This implies that (for both read and write cases) enough disk space must be available for the local file.
The default arguments specify that the local file is a tempfile (via R's tempfile()
), and that the temp file is removed once the read or write has completed.
Both s3io_read()
and s3io_write()
are just wrappers around an underlying reader or writer function which must be specified by the user.
The underlying reader function should take the form:
function(obj, file, ...)
and the writer function should take the form:
function(file, ...)
Here's an example session where the iris table is first written to, then read in from an S3 location:
> s3io_write(iris, bucket = "bktname", key = "the/key.csv", readr::write_csv, col_names = FALSE)

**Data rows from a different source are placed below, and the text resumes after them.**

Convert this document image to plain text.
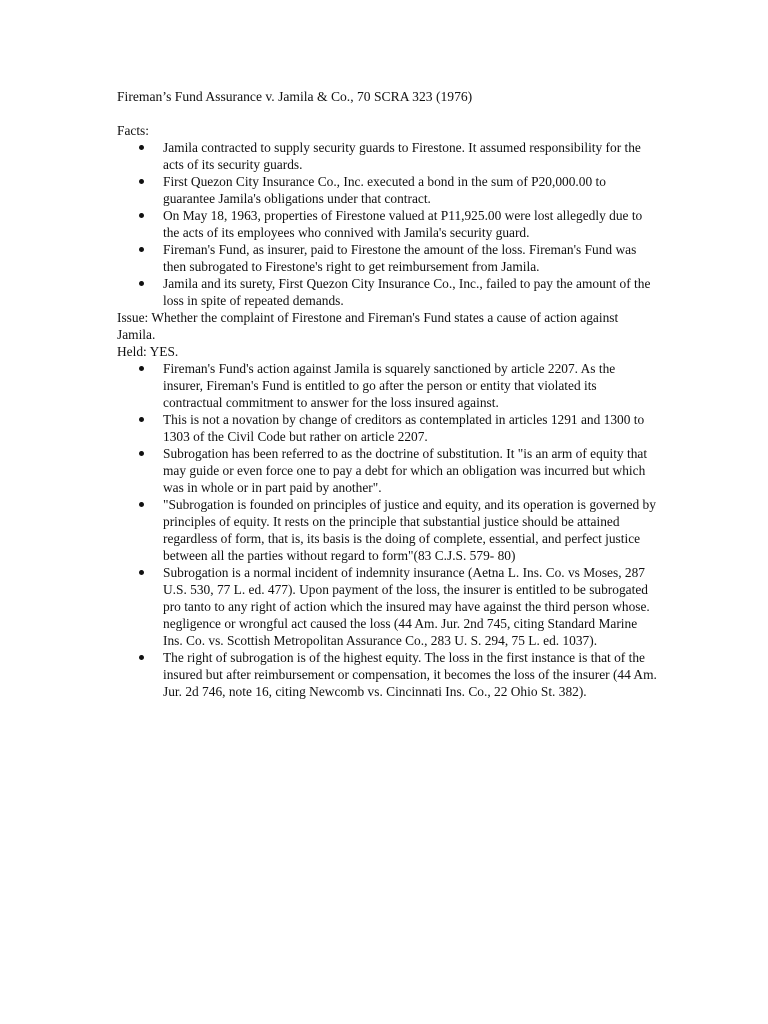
Fireman’s Fund Assurance v. Jamila & Co., 70 SCRA 323 (1976)

Facts:

Jamila contracted to supply security guards to Firestone. It assumed responsibility for the acts of its security guards.
First Quezon City Insurance Co., Inc. executed a bond in the sum of P20,000.00 to guarantee Jamila's obligations under that contract.
On May 18, 1963, properties of Firestone valued at P11,925.00 were lost allegedly due to the acts of its employees who connived with Jamila's security guard.
Fireman's Fund, as insurer, paid to Firestone the amount of the loss. Fireman's Fund was then subrogated to Firestone's right to get reimbursement from Jamila.
Jamila and its surety, First Quezon City Insurance Co., Inc., failed to pay the amount of the loss in spite of repeated demands.

Issue: Whether the complaint of Firestone and Fireman's Fund states a cause of action against Jamila.

Held: YES.

Fireman's Fund's action against Jamila is squarely sanctioned by article 2207. As the insurer, Fireman's Fund is entitled to go after the person or entity that violated its contractual commitment to answer for the loss insured against.
This is not a novation by change of creditors as contemplated in articles 1291 and 1300 to 1303 of the Civil Code but rather on article 2207.
Subrogation has been referred to as the doctrine of substitution. It "is an arm of equity that may guide or even force one to pay a debt for which an obligation was incurred but which was in whole or in part paid by another".
"Subrogation is founded on principles of justice and equity, and its operation is governed by principles of equity. It rests on the principle that substantial justice should be attained regardless of form, that is, its basis is the doing of complete, essential, and perfect justice between all the parties without regard to form"(83 C.J.S. 579- 80)
Subrogation is a normal incident of indemnity insurance (Aetna L. Ins. Co. vs Moses, 287 U.S. 530, 77 L. ed. 477). Upon payment of the loss, the insurer is entitled to be subrogated pro tanto to any right of action which the insured may have against the third person whose. negligence or wrongful act caused the loss (44 Am. Jur. 2nd 745, citing Standard Marine Ins. Co. vs. Scottish Metropolitan Assurance Co., 283 U. S. 294, 75 L. ed. 1037).
The right of subrogation is of the highest equity. The loss in the first instance is that of the insured but after reimbursement or compensation, it becomes the loss of the insurer (44 Am. Jur. 2d 746, note 16, citing Newcomb vs. Cincinnati Ins. Co., 22 Ohio St. 382).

> foo <- s3io_read("bktname", "the/key.csv", readr::read_csv, col_names = FALSE)
In the example, readr::read_csv()
and readr::write_csv()
serve as the underlying reader and writer functions.
col_names = FALSE
is one of the optional arguments passed on to those underlying functions.
Other common readers and writers might be base::write.csv()
, base::read.delim()
, base::write.table()
, base::readRDS()
, base::saveRDS()
, etc.
In cases where a reader or writer doesn't meet the required signature, the user can create her own wrapper, like so:
## this function can't be used directly by s3io_write:
> my_new_writer <- function(file, obj) { ... }
## but we can wrap it:
> my_newer_writer <- function(obj, file) my_new_writer(file, obj)
## and now we can use it with s3io_write:
> s3io_write(obj, bucket, key, my_newer_writer)
The s3io package uses the awscli package and thus relies on the standard AWS CLI toolkit conventions to handle permissions/credentials/IAM decisions.